Repented? Without helping the victims? Without addressing the idea that there were other wolves in sheep’s clothing shuffled around by bishops, still actively seeking children to abuse? Do you know the statistics for pedophile “conversion “? Cold day in hell scenario, in many ways. The idea of sympathy for the suffering, “repentant” pedophile makes the predator a victim, and ignores the true victims, who were not living off the collection basket, just trying to get on with their lives. But, as these reports confirmed, that was until very recently standard operating procedure. Oh, these pedophile priests and the bishops that protected them, while bullying the faithful to keep quiet will have a lot to answer for.

Sister Anne said...

Granted: sociopaths don't repent.

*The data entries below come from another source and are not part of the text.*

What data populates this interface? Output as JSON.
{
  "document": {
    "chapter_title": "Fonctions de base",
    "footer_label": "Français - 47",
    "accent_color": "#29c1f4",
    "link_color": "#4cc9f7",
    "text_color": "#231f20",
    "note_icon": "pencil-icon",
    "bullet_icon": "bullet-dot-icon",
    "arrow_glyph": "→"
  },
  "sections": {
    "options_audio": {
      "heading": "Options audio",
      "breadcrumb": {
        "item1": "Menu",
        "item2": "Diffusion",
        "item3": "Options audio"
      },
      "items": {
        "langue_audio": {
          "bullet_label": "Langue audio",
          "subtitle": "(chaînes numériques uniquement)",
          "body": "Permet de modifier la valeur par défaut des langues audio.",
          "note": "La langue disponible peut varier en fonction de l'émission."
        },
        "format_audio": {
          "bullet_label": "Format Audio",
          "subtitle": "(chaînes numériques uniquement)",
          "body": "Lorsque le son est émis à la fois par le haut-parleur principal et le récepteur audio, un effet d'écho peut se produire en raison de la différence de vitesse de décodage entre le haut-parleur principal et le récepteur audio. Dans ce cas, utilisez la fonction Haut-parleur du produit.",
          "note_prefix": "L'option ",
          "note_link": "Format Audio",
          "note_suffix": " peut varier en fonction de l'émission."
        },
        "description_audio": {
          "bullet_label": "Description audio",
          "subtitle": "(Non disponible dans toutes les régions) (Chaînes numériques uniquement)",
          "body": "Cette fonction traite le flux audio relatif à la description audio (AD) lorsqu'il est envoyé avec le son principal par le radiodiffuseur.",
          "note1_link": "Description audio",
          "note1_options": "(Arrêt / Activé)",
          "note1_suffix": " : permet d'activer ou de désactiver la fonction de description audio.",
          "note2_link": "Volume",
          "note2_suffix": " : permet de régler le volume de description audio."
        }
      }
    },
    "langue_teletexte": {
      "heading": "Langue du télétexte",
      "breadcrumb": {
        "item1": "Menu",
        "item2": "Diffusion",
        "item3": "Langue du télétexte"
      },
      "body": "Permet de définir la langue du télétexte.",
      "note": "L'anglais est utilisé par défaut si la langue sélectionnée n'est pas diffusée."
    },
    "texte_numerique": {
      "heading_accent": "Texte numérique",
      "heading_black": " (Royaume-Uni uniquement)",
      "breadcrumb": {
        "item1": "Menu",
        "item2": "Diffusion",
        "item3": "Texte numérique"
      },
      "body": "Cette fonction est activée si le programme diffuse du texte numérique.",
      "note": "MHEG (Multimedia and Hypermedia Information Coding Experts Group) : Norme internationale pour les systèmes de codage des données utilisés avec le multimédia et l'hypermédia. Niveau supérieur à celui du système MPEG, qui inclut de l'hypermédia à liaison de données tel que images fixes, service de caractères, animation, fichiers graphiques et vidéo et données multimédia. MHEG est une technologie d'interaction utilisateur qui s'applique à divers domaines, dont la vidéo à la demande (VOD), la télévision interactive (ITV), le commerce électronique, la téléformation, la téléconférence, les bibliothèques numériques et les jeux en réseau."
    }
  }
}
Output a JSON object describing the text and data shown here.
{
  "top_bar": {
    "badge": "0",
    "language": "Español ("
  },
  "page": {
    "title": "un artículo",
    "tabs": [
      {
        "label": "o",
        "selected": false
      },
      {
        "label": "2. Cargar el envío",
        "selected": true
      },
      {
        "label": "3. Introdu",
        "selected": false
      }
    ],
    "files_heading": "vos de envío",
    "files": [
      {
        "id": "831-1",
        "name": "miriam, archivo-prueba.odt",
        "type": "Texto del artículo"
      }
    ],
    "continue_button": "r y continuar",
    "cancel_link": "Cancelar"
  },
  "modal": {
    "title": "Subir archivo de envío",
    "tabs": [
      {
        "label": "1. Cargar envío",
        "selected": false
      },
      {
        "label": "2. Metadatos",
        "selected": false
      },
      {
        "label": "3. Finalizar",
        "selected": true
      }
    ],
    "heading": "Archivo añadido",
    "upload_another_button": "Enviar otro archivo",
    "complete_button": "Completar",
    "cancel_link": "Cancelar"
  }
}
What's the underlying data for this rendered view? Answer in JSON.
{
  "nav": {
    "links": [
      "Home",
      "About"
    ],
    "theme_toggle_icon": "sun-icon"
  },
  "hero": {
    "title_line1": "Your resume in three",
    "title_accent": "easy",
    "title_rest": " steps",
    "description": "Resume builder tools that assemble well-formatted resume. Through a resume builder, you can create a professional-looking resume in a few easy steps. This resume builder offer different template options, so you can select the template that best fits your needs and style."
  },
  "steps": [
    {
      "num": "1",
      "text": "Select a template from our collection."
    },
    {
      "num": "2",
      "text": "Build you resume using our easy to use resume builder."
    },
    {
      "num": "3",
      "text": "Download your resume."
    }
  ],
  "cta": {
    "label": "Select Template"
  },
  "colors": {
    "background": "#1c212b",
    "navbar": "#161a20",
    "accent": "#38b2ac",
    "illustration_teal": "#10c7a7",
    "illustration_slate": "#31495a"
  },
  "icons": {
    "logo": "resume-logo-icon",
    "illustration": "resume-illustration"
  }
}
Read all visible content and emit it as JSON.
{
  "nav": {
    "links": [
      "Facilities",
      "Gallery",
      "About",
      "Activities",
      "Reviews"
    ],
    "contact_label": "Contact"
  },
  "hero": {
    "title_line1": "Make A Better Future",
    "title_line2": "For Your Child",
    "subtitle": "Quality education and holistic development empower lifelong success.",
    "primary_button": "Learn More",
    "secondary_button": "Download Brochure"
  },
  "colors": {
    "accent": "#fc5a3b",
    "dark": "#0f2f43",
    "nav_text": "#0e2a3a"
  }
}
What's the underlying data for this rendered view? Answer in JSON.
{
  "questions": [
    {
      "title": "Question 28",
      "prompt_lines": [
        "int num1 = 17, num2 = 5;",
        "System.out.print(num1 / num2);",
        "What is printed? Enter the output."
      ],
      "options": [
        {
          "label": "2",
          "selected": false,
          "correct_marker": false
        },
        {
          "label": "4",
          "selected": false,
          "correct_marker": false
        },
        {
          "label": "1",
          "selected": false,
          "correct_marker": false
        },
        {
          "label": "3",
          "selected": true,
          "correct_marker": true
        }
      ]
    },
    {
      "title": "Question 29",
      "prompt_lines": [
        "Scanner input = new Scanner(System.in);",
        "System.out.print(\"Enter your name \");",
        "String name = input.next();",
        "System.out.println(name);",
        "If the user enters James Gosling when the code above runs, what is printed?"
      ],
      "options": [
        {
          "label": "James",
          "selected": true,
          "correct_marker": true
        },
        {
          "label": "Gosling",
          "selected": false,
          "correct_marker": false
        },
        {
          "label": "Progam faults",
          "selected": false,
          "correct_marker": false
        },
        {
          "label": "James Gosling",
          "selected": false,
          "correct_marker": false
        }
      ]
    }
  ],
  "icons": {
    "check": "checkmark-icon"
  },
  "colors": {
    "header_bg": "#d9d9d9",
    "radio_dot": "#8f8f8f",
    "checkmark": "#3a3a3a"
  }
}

Their minds are so warped that they do not recognize the evil they do as "theirs" or as a problem. I did not have pathological serial pedophiles in mind when I wrote this post almost two months ago. I was thinking especially of one priest I know who failed once, miserably, out of sheer human weakness, who repented profoundly and who made amends in a way acceptable to the victim and his family. This was decades ago, and while the priest was allowed to celebrate the Mass, he was not permitted to return to parish ministry. However, his experience of profound and humiliating failure gave him a way to minister to others who could face the temptation he had fallen into. After the 2002 zero tolerance policy was implemented, he lost all possibility of serving even them. It seemed to me that this renewed crisis put him in a double jeopardy, facing a repeated condemnation for his original crime, when he is still paying his debt to society and to the Church.

People do repent, even of heinous crimes. And to disallow them that grace, to resent their sin to such an extent as to forbid them to ever crawl out from under it, is very dangerous. Even righteous anger can become a cause in itself, self-perpetuating and destructive.

That said, I am still waiting for those who have been all to silent to speak, to act, to set things right. If they do not have the courage themselves, perhaps the various inquests from government agencies will provide the opportunities. My concern now is that these studies of the past create a risk of scapegoating (with past crimes distracting attention from current problems that need to be addressed) and give current leaders a way of claiming that everything is really okay now; that there are no further causes for concern. (Still too many elephants in the rectory, by my way of thinking.)